Fans of the TV version of Fargo, starring Billie Bob Thornton and Martin Freeman, were delighted by the unexpected inclusion of a scene which conclusively proved that the current series and the classic 1996 Cohen Brother film of the same name starring Francis McDormand, Steve Buscemi and William H. Macy, actually co-exist in the same continuity. Not only that, the ultimate Easter Egg revealed in the episode finally answered a long-asked question about the film…What happened to the money?
In the film version of Fargo, Steve Buscemi’s character Carl buried his bag of money in the snow, planning to retrieve it later, but he ended up on the unpleasant end of an ax and was disposed of in a wood-chipper, and so the money went unclaimed. Fans of the film have often asked, “What finally happened to the money?” It stood for years as the biggest unresolved plot point of the film.
On the latest episode of Fargo, however, that long dangling question has finally been answered; firmly connecting the film to the show. In the episode, “Eating the Blame”, we see a flashback to a younger version of the Stavros Milos character travelling to the town, poor and desperate for a break. When he runs out of gas, a stranded Milos his finds prayers answered, when he spots an ice scraper sticking out of the snow near a fence on the side of the road. We learn it’s the same ice scraper, in the same snowy middle-of-nowhere spot from the 1996 film where Carl buried his loot. Now fans know what happened to that money. Fast-forward to 2006, (when the series takes place) and an older Milos (Oliver Platt) has used his lucky discovery to become the supermarket king of the area.

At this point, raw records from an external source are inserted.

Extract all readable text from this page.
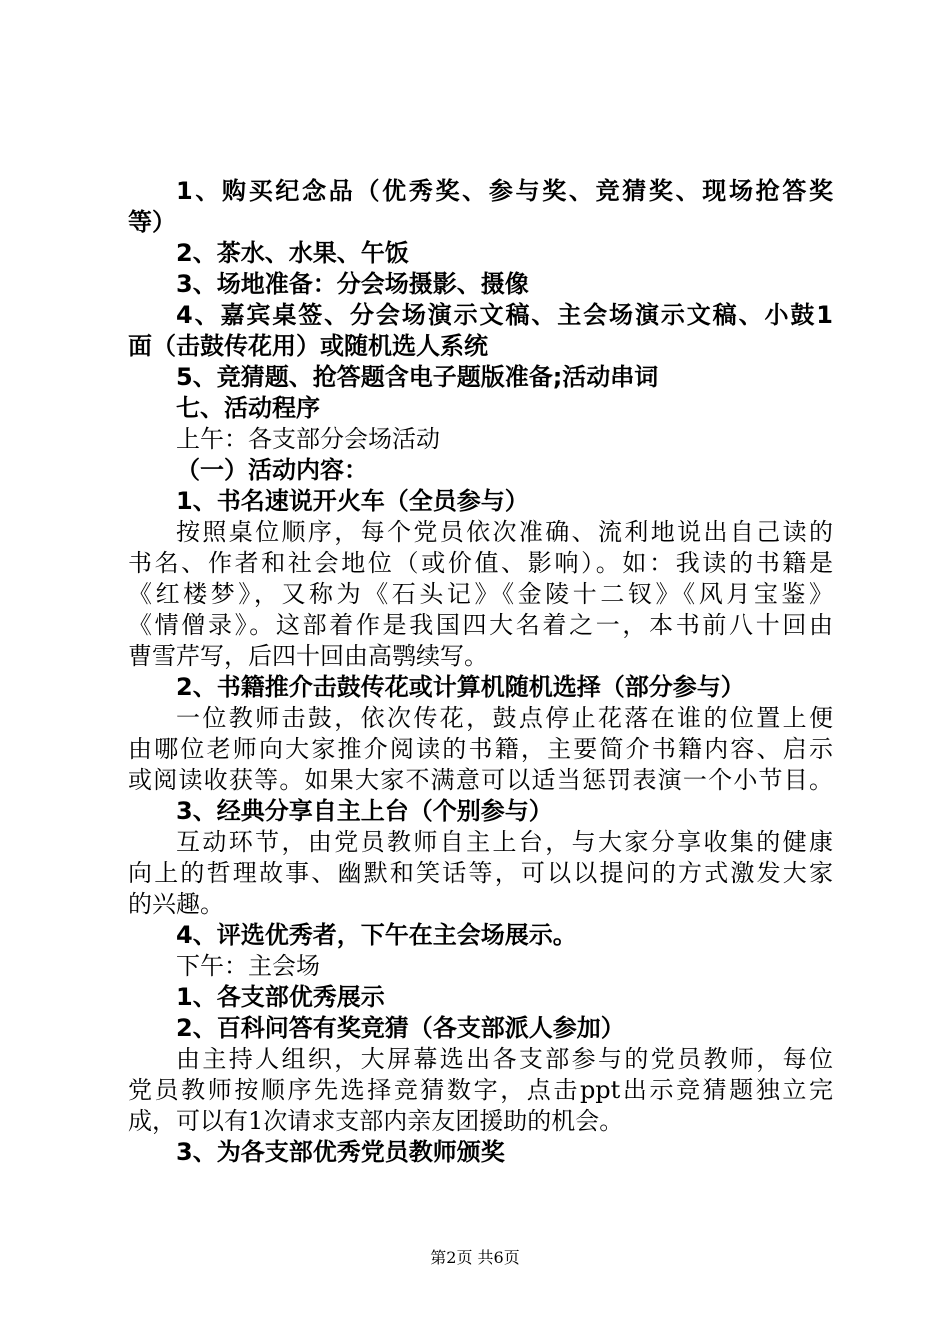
1、购买纪念品（优秀奖、参与奖、竞猜奖、现场抢答奖

等）

2、茶水、水果、午饭

3、场地准备：分会场摄影、摄像

4、嘉宾桌签、分会场演示文稿、主会场演示文稿、小鼓1

面（击鼓传花用）或随机选人系统

5、竞猜题、抢答题含电子题版准备;活动串词

七、活动程序

上午：各支部分会场活动

（一）活动内容：

1、书名速说开火车（全员参与）

按照桌位顺序，每个党员依次准确、流利地说出自己读的

书名、作者和社会地位（或价值、影响）。如：我读的书籍是

《红楼梦》，又称为《石头记》《金陵十二钗》《风月宝鉴》

《情僧录》。这部着作是我国四大名着之一，本书前八十回由

曹雪芹写，后四十回由高鹗续写。

2、书籍推介击鼓传花或计算机随机选择（部分参与）

一位教师击鼓，依次传花，鼓点停止花落在谁的位置上便

由哪位老师向大家推介阅读的书籍，主要简介书籍内容、启示

或阅读收获等。如果大家不满意可以适当惩罚表演一个小节目。

3、经典分享自主上台（个别参与）

互动环节，由党员教师自主上台，与大家分享收集的健康

向上的哲理故事、幽默和笑话等，可以以提问的方式激发大家

的兴趣。

4、评选优秀者，下午在主会场展示。

下午：主会场

1、各支部优秀展示

2、百科问答有奖竞猜（各支部派人参加）

由主持人组织，大屏幕选出各支部参与的党员教师，每位

党员教师按顺序先选择竞猜数字，点击ppt出示竞猜题独立完

成，可以有1次请求支部内亲友团援助的机会。

3、为各支部优秀党员教师颁奖

第2页 共6页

Series show-runner Noah Hawley says he did not have the scene planned out when he began the Fargo TV series, and the idea came across organically while he was writing “Eating the Blame”. Hawley said in regard to the scene, “It was a really great opportunity four episodes in, just as the audience has really settled into the idea, ‘You know, the show really has nothing to do with the movie and it exists in its own right,’ to actually go, ‘You know, wait a minute, it is connected to the movie in a way you didn’t expect or see coming.’ My hope is that suddenly the show grows in size.”
Hawley says that its unlikely McDormand’s cop character Marge or any of the other film characters will actually appear in the TV version. He says, “I don’t have any plans right now to bring her back, but you know; I like the idea that that character is out there and that the audience has the excitement and anticipation in their hearts that she might come back. I don’t rule anything out.” He adds, “I like the idea that those characters are out there somewhere in the universe of the movie and our show. I’m a fiction writer, a novelist as well, and the great thing about reading a book is you’re forcing the reader to do half the work…. I like the idea that there’s something you’re not showing that the audience is filling in. I think that creates a real universe for the audience that they can live in between episodes and after the show is over.”